Infirmation 6 juin 2018
Commentaire • 0
Sur la décision
| Référence : | CA Riom, ch. com., 6 juin 2018, n° 16/01129 |
|---|---|
| Juridiction : | Cour d'appel de Riom |
| Numéro(s) : | 16/01129 |
| Décision précédente : | Tribunal de grande instance de Moulins, 29 mars 2016, N° 15/00002 |
| Dispositif : | Infirme partiellement, réforme ou modifie certaines dispositions de la décision déférée |
Texte intégral
COUR D’APPEL
DE RIOM
Troisième chambre civile et commerciale
ARRET N°
DU : 06 Juin 2018
RG N° : 16/01129
FR
Arrêt rendu le six Juin deux mille dix huit
Sur APPEL d’une décision rendue le 29 mars 2016 par le Tribunal de Grande Instance de Moulins (RG n° 15/00002)

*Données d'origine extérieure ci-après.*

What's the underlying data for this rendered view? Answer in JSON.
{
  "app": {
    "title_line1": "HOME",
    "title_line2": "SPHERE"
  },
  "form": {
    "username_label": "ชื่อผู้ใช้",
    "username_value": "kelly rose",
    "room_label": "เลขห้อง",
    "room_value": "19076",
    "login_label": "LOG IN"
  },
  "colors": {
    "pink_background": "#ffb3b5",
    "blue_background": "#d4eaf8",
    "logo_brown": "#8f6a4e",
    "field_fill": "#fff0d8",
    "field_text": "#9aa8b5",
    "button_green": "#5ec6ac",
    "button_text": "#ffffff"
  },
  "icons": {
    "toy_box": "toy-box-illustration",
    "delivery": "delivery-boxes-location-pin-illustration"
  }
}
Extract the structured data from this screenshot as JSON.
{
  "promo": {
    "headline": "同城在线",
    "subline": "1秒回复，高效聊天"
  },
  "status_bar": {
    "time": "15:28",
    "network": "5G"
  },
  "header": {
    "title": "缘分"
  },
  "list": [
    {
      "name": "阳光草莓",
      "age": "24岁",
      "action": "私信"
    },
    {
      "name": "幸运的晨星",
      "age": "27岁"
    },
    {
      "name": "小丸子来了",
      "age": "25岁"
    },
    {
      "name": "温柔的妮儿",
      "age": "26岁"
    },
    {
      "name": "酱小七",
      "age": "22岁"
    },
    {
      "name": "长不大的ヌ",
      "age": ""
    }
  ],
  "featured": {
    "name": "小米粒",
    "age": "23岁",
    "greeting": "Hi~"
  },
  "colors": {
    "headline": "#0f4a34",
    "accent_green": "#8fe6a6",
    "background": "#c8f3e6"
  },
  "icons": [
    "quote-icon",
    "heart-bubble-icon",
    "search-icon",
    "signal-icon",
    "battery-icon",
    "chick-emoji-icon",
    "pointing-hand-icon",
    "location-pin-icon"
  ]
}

COMPOSITION DE LA COUR lors du délibéré :
M. François RIFFAUD, Président
M. François KHEITMI, Conseiller
Mme Virginie THEUIL-DIF, Conseiller
En présence de : Mme Christine VIAL, Greffier, lors de l’appel des causes et du prononcé
ENTRE :
La société AUVITY (SA)
[…]
[…]
Représentant : Me Stéphane MESONES, avocat au barreau de MOULINS
APPELANTE
ET :
M. B X
[…]
[…]
Représentant : Me Jean louis DESCHAMPS, avocat au barreau de MOULINS
Mme Z A épouse X
[…]
[…]
Représentant : Me Jean Louis DESCHAMPS, avocat au barreau de MOULINS
INTIMÉS
DÉBATS :
Après avoir entendu en application des dispositions de l’article 786 du code de procédure civile, à l’audience publique du 05 Avril 2018, sans opposition de leur part, les avocats des parties, Monsieur RIFFAUD, magistrat chargé du rapport, en a rendu compte à la Cour dans son délibéré.
ARRET :
Prononcé publiquement le 06 Juin 2018 par mise à disposition au greffe de la Cour, les parties en ayant été préalablement avisées dans les conditions prévues au deuxième alinéa de l’article 450 du code de procédure civile ;
Signé par M. François RIFFAUD, Président, et par Mme Christine VIAL, Greffier, auquel la minute de la décision a été remise par le magistrat signataire.
Exposé du litige :
Selon un bon de commande du 6 août 2010, la SA ETABLISSEMENTS AUVITY (la société
AUVITY) a vendu à M. B X et à Mme Z A épouse X un
véhicule automobile d’occasion de marque Renault, type Espace III, affichant 159 012 kilomètres et
mis en circulation le 7 septembre 2001. Cette vente consentie au prix de 8 900 euros a fait l’objet
d’une facture du 2 septembre 2010. Elle était assortie d’une garantie de trois mois à compter de la
livraison.
A la suite de plusieurs pannes, ce véhicule a fait l’objet d’un examen réalisé par des experts mandatés
par les assureurs des deux parties.
L’assureur de la société AUVITY ayant refusé de prendre en charge les sommes réclamées par M.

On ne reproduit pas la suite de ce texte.